Saturday, June 11, 2011
“We Fell Upon the Camp like a Small Avalanche”
North Carolina War Between the States Sesquicentennial Commission
"The Official Website of the North Carolina WBTS Sesquicentennial"
“The first traces of dawn colored the eastern sky at 5:20AM on Friday, March 10, 1865. [General Wade] Hampton and his Southern horse soldiers stood poised for the attack. “Follow me men,” cried Hampton, his voice ringing out for all to hear. “Charge!”
“In a moment the cavalrymen were dashing with a magnificent Confederate yell through [Northern General] Kilpatrick’s camp.” One of the legion’s officer’s recalled that we “fell upon the camp like a small avalanche.” The surprise was overwhelming. “Our Brigade swept out everything clean,” recalled Col. J. Fred Waring, the commander of the Jeff Davis Legion Cavalry of Wright’s Brigade. “Great numbers of the men were sobered while rising from their blankets,” recalled [a Northern soldier].
Trooper Posey Hamilton of Hagan’s Alabama Brigade thought he knew which tent [General Judson] Kilpatrick was in, so he and his friends were determined to nab the unsuspecting Federal commander in his bed…[though] Kilpatrick was in the Monroe House.

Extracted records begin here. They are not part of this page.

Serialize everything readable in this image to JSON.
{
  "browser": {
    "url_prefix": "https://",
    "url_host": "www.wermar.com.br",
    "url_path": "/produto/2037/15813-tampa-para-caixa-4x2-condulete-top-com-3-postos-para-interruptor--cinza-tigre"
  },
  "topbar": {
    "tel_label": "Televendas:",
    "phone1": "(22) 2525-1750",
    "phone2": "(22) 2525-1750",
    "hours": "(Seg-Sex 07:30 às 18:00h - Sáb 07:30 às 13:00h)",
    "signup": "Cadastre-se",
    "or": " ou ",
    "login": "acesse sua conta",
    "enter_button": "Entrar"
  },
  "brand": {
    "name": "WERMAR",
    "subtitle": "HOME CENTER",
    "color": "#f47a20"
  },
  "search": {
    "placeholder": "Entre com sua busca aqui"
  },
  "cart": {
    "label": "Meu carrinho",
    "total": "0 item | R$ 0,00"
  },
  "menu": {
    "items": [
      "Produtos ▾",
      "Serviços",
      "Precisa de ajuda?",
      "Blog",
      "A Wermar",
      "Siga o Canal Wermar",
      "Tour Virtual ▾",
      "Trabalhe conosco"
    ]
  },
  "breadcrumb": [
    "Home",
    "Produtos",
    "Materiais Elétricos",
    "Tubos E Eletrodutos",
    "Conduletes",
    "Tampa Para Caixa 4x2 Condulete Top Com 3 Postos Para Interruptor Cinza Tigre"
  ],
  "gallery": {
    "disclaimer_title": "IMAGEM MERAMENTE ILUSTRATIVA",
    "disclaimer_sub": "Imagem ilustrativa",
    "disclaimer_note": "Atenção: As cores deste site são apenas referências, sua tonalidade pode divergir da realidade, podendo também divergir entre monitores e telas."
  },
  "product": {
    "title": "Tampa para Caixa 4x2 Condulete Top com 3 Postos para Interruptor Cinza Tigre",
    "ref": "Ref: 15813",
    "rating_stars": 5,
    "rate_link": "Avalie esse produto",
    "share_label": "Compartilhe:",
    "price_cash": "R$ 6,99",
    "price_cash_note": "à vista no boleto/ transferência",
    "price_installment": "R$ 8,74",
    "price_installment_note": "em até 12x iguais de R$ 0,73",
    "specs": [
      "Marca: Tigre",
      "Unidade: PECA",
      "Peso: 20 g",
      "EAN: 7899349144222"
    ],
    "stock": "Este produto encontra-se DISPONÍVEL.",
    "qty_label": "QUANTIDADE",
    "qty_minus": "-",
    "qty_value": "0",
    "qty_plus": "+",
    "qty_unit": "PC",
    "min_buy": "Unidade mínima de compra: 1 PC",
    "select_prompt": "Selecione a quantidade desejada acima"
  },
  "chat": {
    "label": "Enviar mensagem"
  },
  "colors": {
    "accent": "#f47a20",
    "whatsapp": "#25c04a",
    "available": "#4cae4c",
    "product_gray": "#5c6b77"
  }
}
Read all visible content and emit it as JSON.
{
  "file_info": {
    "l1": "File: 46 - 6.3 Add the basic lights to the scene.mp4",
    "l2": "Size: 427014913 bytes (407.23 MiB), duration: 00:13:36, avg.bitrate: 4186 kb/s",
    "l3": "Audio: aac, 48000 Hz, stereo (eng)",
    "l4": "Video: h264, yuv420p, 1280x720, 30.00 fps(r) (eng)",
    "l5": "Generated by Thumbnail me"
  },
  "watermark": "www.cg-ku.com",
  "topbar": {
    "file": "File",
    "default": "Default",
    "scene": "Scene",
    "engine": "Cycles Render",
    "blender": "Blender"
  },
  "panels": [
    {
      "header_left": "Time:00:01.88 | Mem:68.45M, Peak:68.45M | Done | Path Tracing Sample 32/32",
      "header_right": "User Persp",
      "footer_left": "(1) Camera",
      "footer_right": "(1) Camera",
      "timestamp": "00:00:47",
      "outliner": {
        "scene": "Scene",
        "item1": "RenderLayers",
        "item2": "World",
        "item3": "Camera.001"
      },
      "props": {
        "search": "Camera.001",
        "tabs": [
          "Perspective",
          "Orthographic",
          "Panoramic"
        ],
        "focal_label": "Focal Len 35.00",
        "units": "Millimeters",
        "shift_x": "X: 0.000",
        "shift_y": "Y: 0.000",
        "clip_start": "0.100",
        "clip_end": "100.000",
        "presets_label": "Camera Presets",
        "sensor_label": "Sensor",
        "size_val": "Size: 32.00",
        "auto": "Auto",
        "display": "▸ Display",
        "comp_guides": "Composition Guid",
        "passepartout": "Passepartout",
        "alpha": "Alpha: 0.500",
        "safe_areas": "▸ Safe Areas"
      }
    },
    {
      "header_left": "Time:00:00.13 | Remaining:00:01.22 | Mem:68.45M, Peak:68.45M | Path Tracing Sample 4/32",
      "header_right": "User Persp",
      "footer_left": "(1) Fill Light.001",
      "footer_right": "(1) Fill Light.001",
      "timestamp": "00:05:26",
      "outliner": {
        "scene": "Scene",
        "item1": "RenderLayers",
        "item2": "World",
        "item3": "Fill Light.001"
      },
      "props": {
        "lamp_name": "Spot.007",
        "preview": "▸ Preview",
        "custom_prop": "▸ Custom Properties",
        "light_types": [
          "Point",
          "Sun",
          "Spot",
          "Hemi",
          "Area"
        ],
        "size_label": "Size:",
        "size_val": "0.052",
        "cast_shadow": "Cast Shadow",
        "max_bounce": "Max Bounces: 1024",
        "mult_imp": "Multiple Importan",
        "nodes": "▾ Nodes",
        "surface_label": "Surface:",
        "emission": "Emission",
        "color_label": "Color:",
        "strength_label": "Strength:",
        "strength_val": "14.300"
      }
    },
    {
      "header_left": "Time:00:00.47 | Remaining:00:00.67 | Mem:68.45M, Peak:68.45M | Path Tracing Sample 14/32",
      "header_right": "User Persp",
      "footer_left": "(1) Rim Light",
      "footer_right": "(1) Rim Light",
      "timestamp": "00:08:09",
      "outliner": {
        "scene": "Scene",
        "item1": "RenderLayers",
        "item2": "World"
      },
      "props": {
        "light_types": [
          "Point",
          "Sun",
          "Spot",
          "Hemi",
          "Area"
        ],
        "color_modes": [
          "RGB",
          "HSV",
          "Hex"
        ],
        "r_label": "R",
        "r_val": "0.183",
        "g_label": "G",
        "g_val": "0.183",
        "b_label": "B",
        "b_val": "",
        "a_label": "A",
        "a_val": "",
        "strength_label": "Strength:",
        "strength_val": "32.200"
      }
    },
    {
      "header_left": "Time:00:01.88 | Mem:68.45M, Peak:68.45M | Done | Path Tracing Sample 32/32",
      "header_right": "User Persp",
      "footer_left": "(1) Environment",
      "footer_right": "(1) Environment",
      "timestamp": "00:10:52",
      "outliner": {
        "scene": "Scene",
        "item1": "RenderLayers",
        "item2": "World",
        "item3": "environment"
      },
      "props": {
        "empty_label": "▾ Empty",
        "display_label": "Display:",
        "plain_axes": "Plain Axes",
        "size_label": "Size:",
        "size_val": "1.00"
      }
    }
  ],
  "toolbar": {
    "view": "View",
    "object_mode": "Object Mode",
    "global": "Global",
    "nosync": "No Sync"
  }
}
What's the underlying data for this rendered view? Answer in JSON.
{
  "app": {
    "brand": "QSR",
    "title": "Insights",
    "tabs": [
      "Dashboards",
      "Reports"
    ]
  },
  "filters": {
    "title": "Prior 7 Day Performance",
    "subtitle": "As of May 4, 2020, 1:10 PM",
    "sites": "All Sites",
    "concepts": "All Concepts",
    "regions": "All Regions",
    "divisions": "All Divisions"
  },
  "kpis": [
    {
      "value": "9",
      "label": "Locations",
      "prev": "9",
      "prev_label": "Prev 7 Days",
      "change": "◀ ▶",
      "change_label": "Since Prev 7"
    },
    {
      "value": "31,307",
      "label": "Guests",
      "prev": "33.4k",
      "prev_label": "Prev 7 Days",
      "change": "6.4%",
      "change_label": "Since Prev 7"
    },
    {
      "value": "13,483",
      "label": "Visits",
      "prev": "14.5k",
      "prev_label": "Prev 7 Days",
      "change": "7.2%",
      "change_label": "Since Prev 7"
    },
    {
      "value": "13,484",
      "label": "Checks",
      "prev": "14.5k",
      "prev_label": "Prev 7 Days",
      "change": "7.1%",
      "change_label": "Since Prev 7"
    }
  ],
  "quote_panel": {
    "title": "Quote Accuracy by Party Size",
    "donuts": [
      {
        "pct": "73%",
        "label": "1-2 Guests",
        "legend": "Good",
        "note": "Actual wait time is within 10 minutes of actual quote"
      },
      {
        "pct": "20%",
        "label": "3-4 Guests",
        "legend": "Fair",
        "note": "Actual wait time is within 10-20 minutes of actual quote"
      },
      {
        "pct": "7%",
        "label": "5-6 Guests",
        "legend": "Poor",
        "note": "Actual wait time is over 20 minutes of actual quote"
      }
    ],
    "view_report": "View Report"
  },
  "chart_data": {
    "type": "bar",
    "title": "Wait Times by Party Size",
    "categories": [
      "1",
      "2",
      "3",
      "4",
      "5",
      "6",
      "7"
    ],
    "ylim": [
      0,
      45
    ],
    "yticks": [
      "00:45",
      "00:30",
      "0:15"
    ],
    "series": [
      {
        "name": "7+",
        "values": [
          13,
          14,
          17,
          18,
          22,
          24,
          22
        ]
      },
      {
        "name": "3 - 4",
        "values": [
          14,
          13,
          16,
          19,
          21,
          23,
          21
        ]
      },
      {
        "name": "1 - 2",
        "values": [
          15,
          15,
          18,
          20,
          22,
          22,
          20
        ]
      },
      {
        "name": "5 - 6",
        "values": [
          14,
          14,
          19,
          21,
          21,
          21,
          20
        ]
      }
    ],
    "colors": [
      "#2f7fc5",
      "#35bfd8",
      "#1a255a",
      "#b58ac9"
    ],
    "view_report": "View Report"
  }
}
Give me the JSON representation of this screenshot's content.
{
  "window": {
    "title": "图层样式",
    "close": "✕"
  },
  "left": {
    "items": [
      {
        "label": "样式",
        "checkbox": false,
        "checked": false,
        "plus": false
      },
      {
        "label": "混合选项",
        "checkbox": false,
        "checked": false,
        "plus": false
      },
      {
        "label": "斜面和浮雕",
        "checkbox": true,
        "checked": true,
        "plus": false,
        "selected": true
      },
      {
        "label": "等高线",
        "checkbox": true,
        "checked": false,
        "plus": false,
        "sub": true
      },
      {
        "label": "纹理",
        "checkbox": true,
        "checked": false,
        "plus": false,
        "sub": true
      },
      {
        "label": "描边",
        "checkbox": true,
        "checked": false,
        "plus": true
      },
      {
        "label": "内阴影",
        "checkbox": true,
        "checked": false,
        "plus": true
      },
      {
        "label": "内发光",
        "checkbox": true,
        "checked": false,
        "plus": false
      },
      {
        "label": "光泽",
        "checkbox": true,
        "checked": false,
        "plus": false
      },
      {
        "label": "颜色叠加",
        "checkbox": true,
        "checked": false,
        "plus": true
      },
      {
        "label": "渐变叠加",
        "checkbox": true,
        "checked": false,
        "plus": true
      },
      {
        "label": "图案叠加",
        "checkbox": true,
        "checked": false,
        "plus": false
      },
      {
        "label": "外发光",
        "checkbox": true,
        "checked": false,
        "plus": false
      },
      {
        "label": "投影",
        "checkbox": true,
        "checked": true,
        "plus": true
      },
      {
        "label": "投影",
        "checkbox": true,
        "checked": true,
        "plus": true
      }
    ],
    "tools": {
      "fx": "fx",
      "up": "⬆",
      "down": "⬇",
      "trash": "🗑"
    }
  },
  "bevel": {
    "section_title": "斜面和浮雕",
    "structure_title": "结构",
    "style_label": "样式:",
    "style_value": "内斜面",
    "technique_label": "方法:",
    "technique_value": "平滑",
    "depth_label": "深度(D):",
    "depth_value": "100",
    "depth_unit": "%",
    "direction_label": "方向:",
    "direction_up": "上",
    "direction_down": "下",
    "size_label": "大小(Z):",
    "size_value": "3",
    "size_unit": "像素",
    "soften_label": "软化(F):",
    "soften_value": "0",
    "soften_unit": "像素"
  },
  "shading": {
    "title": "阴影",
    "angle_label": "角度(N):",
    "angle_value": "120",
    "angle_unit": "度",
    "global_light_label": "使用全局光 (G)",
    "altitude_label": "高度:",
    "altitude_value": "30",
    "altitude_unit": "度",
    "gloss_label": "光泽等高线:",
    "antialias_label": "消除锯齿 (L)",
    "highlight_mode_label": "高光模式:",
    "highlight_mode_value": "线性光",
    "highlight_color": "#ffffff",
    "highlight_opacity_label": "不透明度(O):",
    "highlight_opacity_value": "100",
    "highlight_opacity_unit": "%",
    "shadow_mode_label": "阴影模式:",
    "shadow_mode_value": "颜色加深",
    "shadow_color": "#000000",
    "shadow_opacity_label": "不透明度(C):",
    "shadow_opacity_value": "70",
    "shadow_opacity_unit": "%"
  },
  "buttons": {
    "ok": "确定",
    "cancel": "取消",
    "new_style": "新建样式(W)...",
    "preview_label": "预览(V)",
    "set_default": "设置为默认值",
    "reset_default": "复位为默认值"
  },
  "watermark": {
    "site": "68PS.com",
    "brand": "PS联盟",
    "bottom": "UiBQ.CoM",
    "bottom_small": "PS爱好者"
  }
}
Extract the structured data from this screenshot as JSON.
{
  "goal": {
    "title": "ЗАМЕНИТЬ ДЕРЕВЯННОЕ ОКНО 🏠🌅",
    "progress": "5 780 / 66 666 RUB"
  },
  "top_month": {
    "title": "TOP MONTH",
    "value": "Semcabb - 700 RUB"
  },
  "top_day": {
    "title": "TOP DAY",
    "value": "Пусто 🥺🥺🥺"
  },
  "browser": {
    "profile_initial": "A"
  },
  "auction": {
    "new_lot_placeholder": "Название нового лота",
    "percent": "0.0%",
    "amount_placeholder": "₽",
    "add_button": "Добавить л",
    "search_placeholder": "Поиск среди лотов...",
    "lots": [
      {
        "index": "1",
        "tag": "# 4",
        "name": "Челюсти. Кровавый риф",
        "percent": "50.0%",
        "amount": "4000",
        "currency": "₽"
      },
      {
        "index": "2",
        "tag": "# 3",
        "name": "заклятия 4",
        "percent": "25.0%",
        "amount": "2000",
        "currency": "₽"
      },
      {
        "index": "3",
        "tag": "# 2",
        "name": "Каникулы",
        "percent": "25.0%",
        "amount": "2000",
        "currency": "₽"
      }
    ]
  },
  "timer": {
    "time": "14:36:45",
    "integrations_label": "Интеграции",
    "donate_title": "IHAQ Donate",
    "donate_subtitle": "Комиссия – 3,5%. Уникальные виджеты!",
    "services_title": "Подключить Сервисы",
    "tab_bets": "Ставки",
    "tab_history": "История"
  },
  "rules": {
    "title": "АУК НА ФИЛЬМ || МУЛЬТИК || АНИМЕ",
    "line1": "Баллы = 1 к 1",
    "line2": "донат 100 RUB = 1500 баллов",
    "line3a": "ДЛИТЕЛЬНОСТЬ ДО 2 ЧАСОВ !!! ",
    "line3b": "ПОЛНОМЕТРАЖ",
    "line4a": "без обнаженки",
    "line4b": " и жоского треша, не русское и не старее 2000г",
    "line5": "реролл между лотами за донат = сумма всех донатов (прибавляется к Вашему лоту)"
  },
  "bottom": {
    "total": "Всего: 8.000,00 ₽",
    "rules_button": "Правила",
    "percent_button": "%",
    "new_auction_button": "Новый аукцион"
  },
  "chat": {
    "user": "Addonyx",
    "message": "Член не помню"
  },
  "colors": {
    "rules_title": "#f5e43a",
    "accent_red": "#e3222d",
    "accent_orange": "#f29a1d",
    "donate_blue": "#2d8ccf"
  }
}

General [Robert H.] Anderson’s troopers managed to find a narrow trail through the swamp, but they had to squeeze together to make it across. The horsemen from his 5th Georgia Cavalry approached so stealthily that none of the sleeping Federals stirred until “one of the couriers (following the General) put the point of his saber through the blanket of one of the sleeping guards, who started up, and, by his outcry, woke the sleepers.” Anderson headed toward the Monroe house [and] in spite of the Federals fighting on foot with repeating carbines, the 5th [Georgia], mounted and using pistols only, broke them and after a brief scrimmage they fled.” Kilpatrick’s bugler was seized just as he was bringing his horn to his lips. He never got the chance to warn the rest of the camp.
“The Yankee camp looked like a cyclone had struck it all at once,” recalled trooper Posey Hamilton. “Their blankets were flying in the air, and then men were running about in every direction…while the men from the big tent were legging and heeling it down the hill to beat the band. If this was not a stampede on foot, then I never saw one.”